Mit Humor und seinem bestimmten Auftreten verschafft sich Kurt Müller bei den Fußballern vom SV Kirchberg 2 und dem FC 02 Zwickau Respekt. © kairospress

Viel rennen muss Kurt Müller nicht. Es ist eine einseitige Partie, die er auf dem idyllisch gelegenen Auerbach-Sportplatz in Zwickau am Sonntagmorgen vor ein paar Eltern pfeift. Am Ende hat er auf seiner Karteikarte immerhin neun Tore notiert – alle für die Gäste. Die C-Juniorinnen des Chemnitzer FC dominieren dieses Landesligaspiel gegen den DFC Westsachsen – für den Referee eine entspannte Begegnung ohne Verwarnungen.
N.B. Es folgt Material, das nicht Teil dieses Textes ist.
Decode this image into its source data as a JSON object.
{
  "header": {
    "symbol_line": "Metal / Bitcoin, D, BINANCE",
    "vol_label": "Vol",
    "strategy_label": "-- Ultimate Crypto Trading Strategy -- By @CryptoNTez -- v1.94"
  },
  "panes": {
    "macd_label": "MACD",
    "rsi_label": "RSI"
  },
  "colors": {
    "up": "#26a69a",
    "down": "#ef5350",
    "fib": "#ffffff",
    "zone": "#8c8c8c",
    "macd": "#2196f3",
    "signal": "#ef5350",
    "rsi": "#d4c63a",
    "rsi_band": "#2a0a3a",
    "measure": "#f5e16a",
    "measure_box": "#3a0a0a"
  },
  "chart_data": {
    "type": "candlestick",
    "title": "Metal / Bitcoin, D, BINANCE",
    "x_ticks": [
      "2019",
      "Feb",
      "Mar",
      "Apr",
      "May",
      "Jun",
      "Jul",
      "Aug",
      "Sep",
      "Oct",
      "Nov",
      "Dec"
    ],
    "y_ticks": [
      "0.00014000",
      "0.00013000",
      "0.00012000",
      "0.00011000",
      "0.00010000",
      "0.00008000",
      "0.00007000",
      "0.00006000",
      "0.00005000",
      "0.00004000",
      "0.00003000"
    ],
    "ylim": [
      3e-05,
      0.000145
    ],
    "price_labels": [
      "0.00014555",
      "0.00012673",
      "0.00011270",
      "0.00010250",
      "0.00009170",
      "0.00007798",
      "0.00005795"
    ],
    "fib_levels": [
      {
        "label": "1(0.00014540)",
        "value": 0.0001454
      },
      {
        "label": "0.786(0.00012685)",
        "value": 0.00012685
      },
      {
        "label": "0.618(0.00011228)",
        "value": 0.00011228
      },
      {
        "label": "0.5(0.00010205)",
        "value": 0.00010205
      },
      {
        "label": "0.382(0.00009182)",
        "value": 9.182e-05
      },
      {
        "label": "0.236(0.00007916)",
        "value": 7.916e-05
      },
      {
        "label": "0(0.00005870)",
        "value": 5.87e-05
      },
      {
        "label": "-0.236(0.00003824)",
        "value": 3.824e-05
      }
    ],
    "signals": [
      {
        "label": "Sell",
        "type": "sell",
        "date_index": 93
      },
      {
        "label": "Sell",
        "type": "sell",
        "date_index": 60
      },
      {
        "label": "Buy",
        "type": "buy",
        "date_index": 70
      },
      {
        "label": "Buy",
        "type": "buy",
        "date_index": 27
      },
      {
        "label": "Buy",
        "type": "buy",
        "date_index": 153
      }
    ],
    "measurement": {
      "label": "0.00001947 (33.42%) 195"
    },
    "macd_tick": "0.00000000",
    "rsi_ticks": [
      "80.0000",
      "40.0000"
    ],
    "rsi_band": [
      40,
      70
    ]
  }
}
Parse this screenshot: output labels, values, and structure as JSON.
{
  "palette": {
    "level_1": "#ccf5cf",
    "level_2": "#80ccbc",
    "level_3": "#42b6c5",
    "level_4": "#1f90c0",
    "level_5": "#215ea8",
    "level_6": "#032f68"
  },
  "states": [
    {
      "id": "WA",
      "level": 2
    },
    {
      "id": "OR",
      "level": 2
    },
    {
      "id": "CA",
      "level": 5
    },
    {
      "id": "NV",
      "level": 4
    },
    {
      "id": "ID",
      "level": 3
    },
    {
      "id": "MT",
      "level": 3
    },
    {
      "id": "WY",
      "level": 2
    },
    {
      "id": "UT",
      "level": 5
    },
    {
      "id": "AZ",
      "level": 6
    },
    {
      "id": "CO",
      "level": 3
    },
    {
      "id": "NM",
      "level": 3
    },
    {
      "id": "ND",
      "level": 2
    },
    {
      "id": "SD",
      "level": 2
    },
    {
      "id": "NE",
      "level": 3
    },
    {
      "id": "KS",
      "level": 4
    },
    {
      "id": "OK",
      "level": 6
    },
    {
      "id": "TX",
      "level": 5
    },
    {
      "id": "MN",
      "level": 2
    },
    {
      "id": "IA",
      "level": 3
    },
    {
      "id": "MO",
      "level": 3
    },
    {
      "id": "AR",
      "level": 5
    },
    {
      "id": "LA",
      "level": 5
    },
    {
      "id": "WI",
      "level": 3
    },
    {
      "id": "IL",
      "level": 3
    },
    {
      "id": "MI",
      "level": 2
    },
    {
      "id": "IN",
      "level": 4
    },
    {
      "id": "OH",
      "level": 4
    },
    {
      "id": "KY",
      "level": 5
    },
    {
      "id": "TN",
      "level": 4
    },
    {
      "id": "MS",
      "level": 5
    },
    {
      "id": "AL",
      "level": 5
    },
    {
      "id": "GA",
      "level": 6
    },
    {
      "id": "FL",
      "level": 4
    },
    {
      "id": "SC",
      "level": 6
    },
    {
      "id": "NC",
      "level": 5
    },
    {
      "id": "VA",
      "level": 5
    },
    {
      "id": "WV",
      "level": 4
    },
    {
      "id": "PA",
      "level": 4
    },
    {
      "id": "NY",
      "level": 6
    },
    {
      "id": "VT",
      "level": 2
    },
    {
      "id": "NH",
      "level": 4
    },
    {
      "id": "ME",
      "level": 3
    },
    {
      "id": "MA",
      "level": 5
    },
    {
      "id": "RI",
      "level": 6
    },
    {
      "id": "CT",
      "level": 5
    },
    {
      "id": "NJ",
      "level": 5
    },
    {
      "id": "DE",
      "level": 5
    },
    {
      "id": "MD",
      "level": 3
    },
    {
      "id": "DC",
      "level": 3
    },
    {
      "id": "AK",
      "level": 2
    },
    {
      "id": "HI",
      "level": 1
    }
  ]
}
Die Statistik überträgt er danach akkurat auf eine weiße Postkarte – so wie er es seit 55 Jahren handhabt. Seine Arbeitsnachweise füllen vier Schuhkartons in der Garage seines Hauses. Die Postkarten bündelt er nach Jahren. Am vorigen Sonntag war es sein 4.037. Spiel als Schiedsrichter. „Andere sammeln Briefmarken“, sagt Kurt Müller, „ ich muss für jede Karte noch eine Leistung auf dem Platz bringen.“

Kurt Müller bereitet sich aufs Spiel vor. Die Rote Karte zeigt er selten.
Kurt Müller bereitet sich aufs Spiel vor. Die Rote Karte zeigt er selten. © kairospress

Sein Alter sieht man dem Zwickauer nicht an. Im Sommer wird er 85 – und ist damit einer von Deutschlands ältesten Schiedsrichtern. Ans Aufhören denkt er noch nicht, „solange ich Spaß und das Gefühl habe, auf dem Platz anerkannt zu werden. Wenn nach dem Spiel auch die Verlierer mit meiner Leistung zufrieden sind, habe ich nichts falsch gemacht“.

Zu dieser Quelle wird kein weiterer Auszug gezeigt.